FEM Indonesia – Setelah lima dekade hanya hidup dalam legenda, grup musik legendaris Guruh Gypsi akhirnya menorehkan sejarah baru. Mereka tampil kembali di panggung Synchronize Festival 2025, pada hari Sabtu malam (4/10), dalam konser megah yang menggetarkan ribuan penonton.

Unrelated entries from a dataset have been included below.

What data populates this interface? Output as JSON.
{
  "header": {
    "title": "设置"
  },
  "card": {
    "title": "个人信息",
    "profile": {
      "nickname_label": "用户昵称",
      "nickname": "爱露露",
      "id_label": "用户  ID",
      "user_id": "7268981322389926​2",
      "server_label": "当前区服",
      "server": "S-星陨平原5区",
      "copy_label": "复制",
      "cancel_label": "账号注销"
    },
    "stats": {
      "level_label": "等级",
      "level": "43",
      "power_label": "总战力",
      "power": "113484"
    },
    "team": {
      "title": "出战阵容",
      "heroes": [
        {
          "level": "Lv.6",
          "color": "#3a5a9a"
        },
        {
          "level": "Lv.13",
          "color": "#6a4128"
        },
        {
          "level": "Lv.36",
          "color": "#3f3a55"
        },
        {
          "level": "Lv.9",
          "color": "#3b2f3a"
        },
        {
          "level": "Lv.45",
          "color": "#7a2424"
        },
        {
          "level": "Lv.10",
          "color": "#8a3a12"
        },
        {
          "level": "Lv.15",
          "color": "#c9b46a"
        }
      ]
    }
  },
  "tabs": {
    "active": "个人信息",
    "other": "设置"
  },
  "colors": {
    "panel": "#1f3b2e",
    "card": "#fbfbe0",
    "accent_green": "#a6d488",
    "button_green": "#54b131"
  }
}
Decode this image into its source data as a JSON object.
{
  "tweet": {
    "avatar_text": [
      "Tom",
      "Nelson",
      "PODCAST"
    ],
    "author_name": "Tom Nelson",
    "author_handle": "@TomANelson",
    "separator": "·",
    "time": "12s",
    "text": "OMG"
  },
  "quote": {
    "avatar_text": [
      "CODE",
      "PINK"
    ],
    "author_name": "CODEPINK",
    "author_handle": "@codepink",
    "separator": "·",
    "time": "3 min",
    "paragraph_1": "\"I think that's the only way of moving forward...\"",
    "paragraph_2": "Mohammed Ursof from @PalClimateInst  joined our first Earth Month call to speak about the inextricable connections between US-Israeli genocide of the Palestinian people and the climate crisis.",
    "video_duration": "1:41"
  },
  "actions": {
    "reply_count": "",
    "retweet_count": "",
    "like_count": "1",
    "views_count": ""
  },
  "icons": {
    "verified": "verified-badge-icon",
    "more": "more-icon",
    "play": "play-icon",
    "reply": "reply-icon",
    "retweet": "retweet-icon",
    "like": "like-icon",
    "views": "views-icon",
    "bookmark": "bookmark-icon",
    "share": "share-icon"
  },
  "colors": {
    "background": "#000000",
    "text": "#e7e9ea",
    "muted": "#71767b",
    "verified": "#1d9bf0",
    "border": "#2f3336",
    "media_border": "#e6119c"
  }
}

Dalam konser tersebut, Guruh Sukarnoputra, sang maestro di balik karya monumental tahun 1977, menggandeng dua personel aslinya, Keenan Nasution dan Abadi Soesman, untuk mewujudkan reuni bersejarah ini.

Kolaborasi tiga tokoh besar tersebut melahirkan aransemen baru yang tetap berpegang pada semangat orisinal Guruh Gypsi perpaduan antara kekuatan musik progressive rock dan kekayaan musik tradisi Nusantara.

guruh Soekarno putra

Sebelum tampil di Synchronize, terjadi diskusi intensif berlangsung antara Guruh, Keenan, dan Abadi. Guruh menegaskan kembali warna tradisi Nusantara, Keenan memperkuat fondasi musikal dari versi orisinal, sementara Abadi menambahkan sentuhan rock yang mempertebal karakter Guruh Gypsi.

Penampilan dikemas secara apik oleh sutradara panggung Taba Sanchabahtiar dan tim produksi suara Harry Suhardiman. Formasi lengkap mencakup tiga kibordis, dua hingga tiga drummer (termasuk pengguna Simmons drums khas 1980-an), empat pemain tiup, satu violinis, dan dua gitaris.

Mereka membuka konser dengan “Barong Gundah”, disertai kemunculan penari Barong di atas panggung — simbol pertemuan magis antara timur dan barat.
Lagu berikutnya, “Smaradhana”, dinyanyikan oleh Daryl Nasution, putra Keenan, yang menghadirkan suasana haru saat ribuan penonton ikut bernyanyi.

Dilanjutkan dengan “Janger 1897 Saka”, duet Daryl dan Keenan membangkitkan semangat tradisi Bali. Andy /rif turut memeriahkan lagu “Chopin Larung”, sementara “Geger Gelgel” menghadirkan arak-arakan marching band dan penari GSP yang mengguncang panggung.

Puncaknya, lagu “Indonesia Maharddhika” menggema dengan penuh semangat nasionalisme. Keenan memimpin vokal, Abadi menampilkan solo keyboard spektakuler, dan tiga drummer tampil serempak dalam sesi solo megah. Banyak penonton menitikkan air mata haru menyaksikan momen yang sebelumnya hanya hidup dalam sejarah musik Indonesia.

Pertunjukan Guruh Gypsi di Synchronize Festival 2025 bukan sekadar nostalgia. Ia adalah perayaan terhadap kekayaan budaya, kreativitas, dan semangat kebangsaan yang tak lekang oleh waktu.
Seperti kata Guruh Sukarnoputra, “Ini bukan sekadar tampil kembali, tetapi menulis ulang babak baru sejarah musik Indonesia dengan cinta tanah air yang sama kuatnya seperti 50 tahun lalu.”

Guruh Gypsi pertama kali muncul di era 1970-an, membawa gagasan musik yang melampaui zamannya. Album debut mereka memadukan musik Barat dengan elemen gamelan Bali, Jawa, dan Sunda, menghasilkan karya yang kaya nuansa budaya dan nasionalisme.

Kini, setelah 50 tahun, mereka “menulis buku kedua” menghadirkan versi baru dari mahakarya lama, tanpa kehilangan ruhnya.